Un sapeur a de beaux habits, une belle voiture et une belle femme. Bon dragueur, il sait tirer avantage de la beauté de sa dulcinée pour se faire ouvrir le chemin de la gloire. La jolie, souvent fille de bonne famille dopée par le beau-parler du sapeur, fait office de fournisseuse ou d'approvisionneur. Les habits avant tout, car ils déterminent la classe. Le succès suit naturellement le sapeur dans tout ce qu'il entreprend. "Qui que vous soyez, vous n'atteindrez jamais ma classe tant que vous ne posséderez pas d'habits aussi onéreux que les mieux," proclame le sapeur dans son ghetto. Mais en réalité, ce dégoiseur d'autocélébration peut parfois surprendre par sa modestie et son sens de respect dans son milieu familial. Timide et effacé chez lui, il brille de toute étincelle au "terrain", son milieu d'affaires, son fief de prédilection.
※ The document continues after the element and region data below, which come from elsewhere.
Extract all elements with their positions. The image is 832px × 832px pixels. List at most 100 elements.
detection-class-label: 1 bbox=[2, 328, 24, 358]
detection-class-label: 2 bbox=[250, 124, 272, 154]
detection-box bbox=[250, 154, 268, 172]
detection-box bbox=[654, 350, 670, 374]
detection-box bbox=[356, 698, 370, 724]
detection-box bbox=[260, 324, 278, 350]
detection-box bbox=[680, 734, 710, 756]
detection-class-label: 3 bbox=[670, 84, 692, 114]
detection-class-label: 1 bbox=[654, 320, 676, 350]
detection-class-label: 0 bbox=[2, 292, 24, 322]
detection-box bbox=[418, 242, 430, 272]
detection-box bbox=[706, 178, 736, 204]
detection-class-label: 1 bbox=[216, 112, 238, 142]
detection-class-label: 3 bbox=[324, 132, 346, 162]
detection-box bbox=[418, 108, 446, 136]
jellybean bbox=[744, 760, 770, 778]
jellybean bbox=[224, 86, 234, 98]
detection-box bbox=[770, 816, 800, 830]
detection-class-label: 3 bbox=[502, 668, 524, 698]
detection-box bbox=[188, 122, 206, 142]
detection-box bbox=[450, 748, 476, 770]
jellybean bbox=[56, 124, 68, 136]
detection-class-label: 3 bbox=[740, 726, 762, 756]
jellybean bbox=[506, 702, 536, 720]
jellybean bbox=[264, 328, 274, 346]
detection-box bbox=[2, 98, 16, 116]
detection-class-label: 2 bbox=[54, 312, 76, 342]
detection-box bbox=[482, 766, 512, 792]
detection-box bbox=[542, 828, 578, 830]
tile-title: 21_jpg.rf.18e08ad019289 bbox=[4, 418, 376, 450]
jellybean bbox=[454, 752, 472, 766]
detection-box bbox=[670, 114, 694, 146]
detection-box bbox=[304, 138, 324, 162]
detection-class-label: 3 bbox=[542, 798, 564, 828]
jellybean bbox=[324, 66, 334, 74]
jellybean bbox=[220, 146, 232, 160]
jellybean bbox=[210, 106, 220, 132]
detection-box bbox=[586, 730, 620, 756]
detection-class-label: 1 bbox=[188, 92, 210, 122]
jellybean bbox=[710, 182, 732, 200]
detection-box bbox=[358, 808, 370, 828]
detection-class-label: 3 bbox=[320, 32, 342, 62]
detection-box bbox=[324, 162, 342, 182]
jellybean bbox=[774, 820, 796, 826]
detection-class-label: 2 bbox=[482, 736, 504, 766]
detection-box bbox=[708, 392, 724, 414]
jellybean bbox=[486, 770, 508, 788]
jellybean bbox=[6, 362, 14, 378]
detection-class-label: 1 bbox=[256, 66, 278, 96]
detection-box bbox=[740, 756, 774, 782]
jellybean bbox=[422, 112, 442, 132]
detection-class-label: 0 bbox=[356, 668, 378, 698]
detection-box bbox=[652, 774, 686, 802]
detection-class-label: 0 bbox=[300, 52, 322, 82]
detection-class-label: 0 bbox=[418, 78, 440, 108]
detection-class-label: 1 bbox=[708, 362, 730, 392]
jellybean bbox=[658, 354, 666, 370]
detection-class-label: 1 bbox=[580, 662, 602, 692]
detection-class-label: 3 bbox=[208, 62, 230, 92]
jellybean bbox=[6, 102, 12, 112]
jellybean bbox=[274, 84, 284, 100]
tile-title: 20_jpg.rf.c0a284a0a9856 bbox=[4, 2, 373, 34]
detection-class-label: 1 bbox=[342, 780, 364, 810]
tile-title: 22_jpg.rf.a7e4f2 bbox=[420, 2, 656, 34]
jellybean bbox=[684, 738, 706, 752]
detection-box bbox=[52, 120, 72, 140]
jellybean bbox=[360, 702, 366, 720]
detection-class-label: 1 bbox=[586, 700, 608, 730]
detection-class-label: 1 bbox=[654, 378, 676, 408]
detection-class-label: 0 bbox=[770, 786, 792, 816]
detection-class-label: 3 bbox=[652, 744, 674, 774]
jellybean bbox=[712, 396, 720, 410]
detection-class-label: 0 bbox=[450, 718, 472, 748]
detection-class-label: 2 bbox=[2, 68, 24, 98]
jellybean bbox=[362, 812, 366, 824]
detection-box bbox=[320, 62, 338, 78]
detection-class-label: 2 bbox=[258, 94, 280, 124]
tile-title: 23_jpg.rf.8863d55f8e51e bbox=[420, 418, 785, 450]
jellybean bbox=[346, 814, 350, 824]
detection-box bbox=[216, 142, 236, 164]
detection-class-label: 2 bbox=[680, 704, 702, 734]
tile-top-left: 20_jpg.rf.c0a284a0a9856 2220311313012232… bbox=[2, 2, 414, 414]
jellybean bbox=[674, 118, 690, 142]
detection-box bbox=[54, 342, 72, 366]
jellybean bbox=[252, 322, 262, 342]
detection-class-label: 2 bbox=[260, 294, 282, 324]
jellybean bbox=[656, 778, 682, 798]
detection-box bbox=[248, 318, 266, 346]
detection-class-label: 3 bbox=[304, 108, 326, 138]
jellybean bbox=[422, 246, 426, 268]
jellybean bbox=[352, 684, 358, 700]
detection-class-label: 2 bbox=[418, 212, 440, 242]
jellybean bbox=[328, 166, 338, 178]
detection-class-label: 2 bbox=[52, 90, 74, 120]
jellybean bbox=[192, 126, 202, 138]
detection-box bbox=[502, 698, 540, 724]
Dans le langage des Congolais de la Diaspora, le terrain est un lieu de rencontres sportives et culturelles, un lieu de retour aux sources et de retrouvailles entre co-nationaux. Là il joue à  domicile, et à  fond. Sa forme parle pour lui. Dis moi ce que tu portes, je te dirai qui tu es. Credo de sapeur.
L'habit est le masque dont il se sert pour "officier" car il y a une liturgie appropriée à chacune de ses apparitions publiques. Le sapeur vit dans une confrérie de personnes qui pensent comme lui, marchent, boivent et roupillent comme lui. Son langage en fait un poète et un manipulateur chevronné. Il partage les rêves et les illusions de ses confrères et congénères. Le paraître est son point fort. Et il frappe fort, voire très fort. Il endosse sur lui tous les personnages possibles et imaginables. Le jour où l'un d'eux a foulé le sol parisien pour le première fois, il n'a cessé de vociférer à qui voulait l'entendre: "A partir d'aujourd'hui, mon idéal est de devenir un sapeur, un homme de la forme."
- C'est qui un sapeur?
- Eh bien, c'est un adorateur du prêt-à-porter car la forme fait l'être. L'habit montre la classe du porteur. Le mannequin en réalité n'est qu'un maillon de la longue châine du paraître. C'est pourquoi, c'est une star de la sape."